Quindi mancano i Beniamino Andreatta.
«Manca qualsiasi gruppo dirigente, si sono sfaldati tutti. In Forza Italia c'era un gruppo che proveniva in parte dalla Dc in parte dal Psi. Nell'Ulivo c'era il gruppo bolognese intorno a Prodi. Tutto sommato un gruppo che da anni lavorava con alcuni settori del Pci. Sono cose che si sanno. Bisognerebbe che raccontaste un po' di storia alla gente. In Europa ora c'è un deficit qualitativo clamoroso, e si va avanti ad ammucchiate. Fanno bene eh: primum vivere. Ma a un certo punto bisognerà mettersi anche a filosofare o no?»
Se lei dovesse strutturare la strategia politica di questa accozzaglia, quali posizioni si aspetterebbe?
«Farei domande. Tu Renzi non sei più quello delle battaglie contro il sindacato, quelle contro cui è nata Schlein. Hai cambiato idea? O hai cambiato idea tu, Schlein? Oppure sulla guerra: qual è la linea? Quella di Conte o quella di Schlein? Sono le stesse domande che porrei alla destra, perché lì c'è lo stesso indecente casino. Sono tutte forze che vivono alla giornata, costeggiando, che appena incontrano un tratto di mare aperto naufragano».

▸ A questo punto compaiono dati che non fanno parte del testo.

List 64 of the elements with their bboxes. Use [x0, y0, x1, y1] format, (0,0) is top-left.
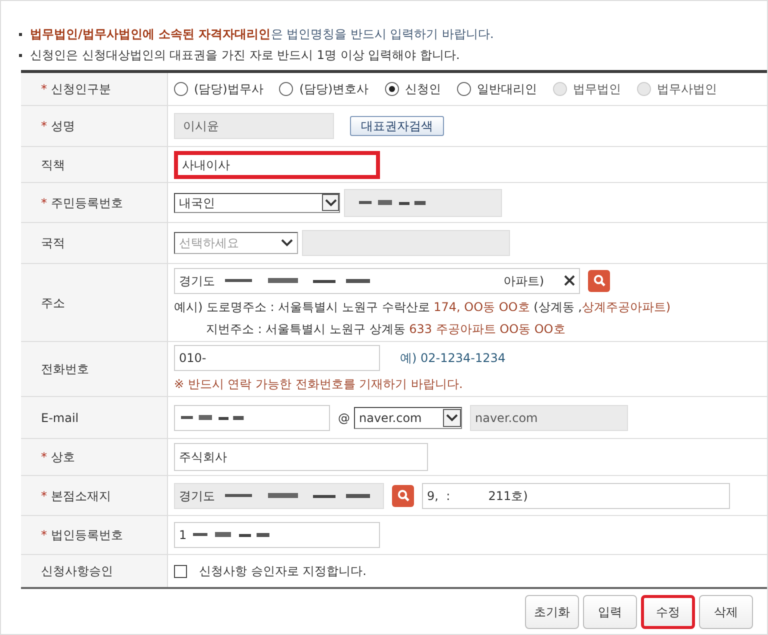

L'Ulivo aveva il nemico comune Berlusconi. Ora sembra che la sinistra voglia trovare l'amalgama in un nuovo nemico comune, la premier Meloni.
«C'era anche questo ma non è solo quello che conta. L'Ulivo aveva idee e qualità. Costruivano coalizioni che sembravano tenere poi, per carità, veda come teneva l'Ulivo. Il centrodestra tiene sempre meglio, anche ora che non sono d'accordo su niente, perché c'è una sana volontà di potere».
Quindi il rischio di deflagrare ci sarebbe anche con un Ulivo 2.0?
«Il rischio c'è in qualunque coalizione. Nessuna coalizione è una identità. Ma c'è coalizione e coalizione. Le coalizioni che hanno retto il governo tedesco per anni avevano denominatori comuni molto forti. Anche l'Ulivo ne aveva alcuni. Dall'Ulivo è nato il Pd, altro tentativo naufragato ma per altri versi».
Ma chi fa il federatore? Ce ne vuole uno, no?
«Sì, ci vuole. Una federazione non nasce per caso. Per federare qualcosa ci vuole qualcuno che abbia il comando. O come nel centrodestra con Meloni, serve qualcuno che ha la quota maggiore. A sinistra c'è aperta concorrenza, quindi trovare chi federa sarebbe complicato».
E Calenda?
«Se portano dentro anche Calenda, allora diventa una comica».